UPDATED: The merger of the wireless companies was already on the ropes after August when the Justice Department said it would challenge the deal in court on antitrust grounds. Now FCC Chairman Julius Genachowski is circulating a draft order that would add an important additional barrier to the deal: It would ask an administrative law judge to consider whether the combo would serve the public interest — after the end of the Justice trial, due to begin in February. That would significantly delay and complicate the AT&T and T-Mobile’s merger plans. The last time the FCC did this — in 2002 when Echostar wanted to merge with DirecTV — the companies scrapped their plan.

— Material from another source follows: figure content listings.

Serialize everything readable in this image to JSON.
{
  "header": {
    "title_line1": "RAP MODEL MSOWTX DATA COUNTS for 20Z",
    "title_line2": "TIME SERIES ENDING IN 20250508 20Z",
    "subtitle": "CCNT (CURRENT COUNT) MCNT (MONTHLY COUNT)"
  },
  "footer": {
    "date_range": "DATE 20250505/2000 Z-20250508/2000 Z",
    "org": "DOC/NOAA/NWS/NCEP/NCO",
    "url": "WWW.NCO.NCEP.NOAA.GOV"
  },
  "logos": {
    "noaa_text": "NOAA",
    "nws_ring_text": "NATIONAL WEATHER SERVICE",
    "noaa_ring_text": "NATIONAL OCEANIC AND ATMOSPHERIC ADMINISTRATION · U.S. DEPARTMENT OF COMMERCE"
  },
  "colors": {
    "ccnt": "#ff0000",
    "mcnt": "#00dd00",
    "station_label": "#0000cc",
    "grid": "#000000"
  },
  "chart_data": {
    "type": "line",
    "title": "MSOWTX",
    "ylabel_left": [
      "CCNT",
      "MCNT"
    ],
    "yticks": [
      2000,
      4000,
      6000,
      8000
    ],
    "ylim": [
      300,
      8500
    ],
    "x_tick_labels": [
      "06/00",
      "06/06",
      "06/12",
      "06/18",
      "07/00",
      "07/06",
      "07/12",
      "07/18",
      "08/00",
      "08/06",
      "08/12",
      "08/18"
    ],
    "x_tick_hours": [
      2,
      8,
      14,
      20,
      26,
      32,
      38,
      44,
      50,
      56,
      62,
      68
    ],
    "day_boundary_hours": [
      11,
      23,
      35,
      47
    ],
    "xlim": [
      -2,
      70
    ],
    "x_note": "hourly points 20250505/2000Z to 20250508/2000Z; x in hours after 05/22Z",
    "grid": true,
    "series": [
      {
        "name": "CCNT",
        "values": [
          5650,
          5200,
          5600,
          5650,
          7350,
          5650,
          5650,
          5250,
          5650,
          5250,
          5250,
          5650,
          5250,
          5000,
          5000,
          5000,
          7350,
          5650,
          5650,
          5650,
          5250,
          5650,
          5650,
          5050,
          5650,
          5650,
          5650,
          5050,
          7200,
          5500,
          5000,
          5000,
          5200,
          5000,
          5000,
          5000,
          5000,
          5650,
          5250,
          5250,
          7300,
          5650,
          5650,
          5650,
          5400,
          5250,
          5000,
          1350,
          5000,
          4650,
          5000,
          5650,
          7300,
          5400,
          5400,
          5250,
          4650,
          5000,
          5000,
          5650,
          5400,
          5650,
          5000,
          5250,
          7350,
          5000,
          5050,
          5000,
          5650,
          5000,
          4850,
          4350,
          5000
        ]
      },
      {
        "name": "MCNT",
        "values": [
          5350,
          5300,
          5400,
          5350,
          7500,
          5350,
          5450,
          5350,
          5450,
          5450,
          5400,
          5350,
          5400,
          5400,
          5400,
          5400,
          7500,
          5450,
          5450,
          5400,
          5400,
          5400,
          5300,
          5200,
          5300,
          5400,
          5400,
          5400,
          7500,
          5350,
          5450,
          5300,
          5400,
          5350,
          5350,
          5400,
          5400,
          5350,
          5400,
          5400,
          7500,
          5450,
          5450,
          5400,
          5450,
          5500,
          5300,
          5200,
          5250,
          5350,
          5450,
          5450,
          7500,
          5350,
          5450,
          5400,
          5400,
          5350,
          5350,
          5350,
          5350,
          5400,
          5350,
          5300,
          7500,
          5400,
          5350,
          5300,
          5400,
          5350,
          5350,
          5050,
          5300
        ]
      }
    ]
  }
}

Genachowski’s proposal follows a conclusion by FCC staff that consumers would be harmed if AT&T and T-Mobile merge. “The record clearly shows that — in no uncertain terms — this merger would result in a massive loss of U.S. jobs and investment” as AT&T cuts costs to make the economics of the deal work, a senior FCC official says. The agency found that there’d be less competition in 99 of the 100 biggest markets. (The exception is Omaha.) Staffers also concluded that the deal would not improve deployment of 4G services. If the FCC decides not to approve a merger like this, then it has to send the case to an administrative law judge for a court-like hearing that would look at whether the deal would serve the public interest. The judge’s finding would then go back to the full FCC for a vote.

AT&T says the FCC’s draft order is “yet another example of a government agency acting to prevent billions in new investment and the creation of many thousands of new jobs at a time when the U.S. economy desperately needs both. At this time, we are reviewing all options.” But Dish Network — which has been amassing wireless spectrum in the hope of launching a broadband service — says that the FCC made the right decision. An AT&T-T-Mobile merger would raise “barriers to entry for potential new entrants like Dish Network.” Consumer advocates also applauded the agency. “It means the FCC has found merit in our arguments that a combined AT&T/T-Mobile will create a duopoly in the wireless market (AT&T and Verizon) which will increase prices for service and for handsets,” says Media Access Project Policy Director Andrew Jay Schwartzman. Free Press CEO Craig Aaron says that “the Department of Justice and the FCC both agree that this merger is a bad deal, and it’s time for AT&T to walk away.”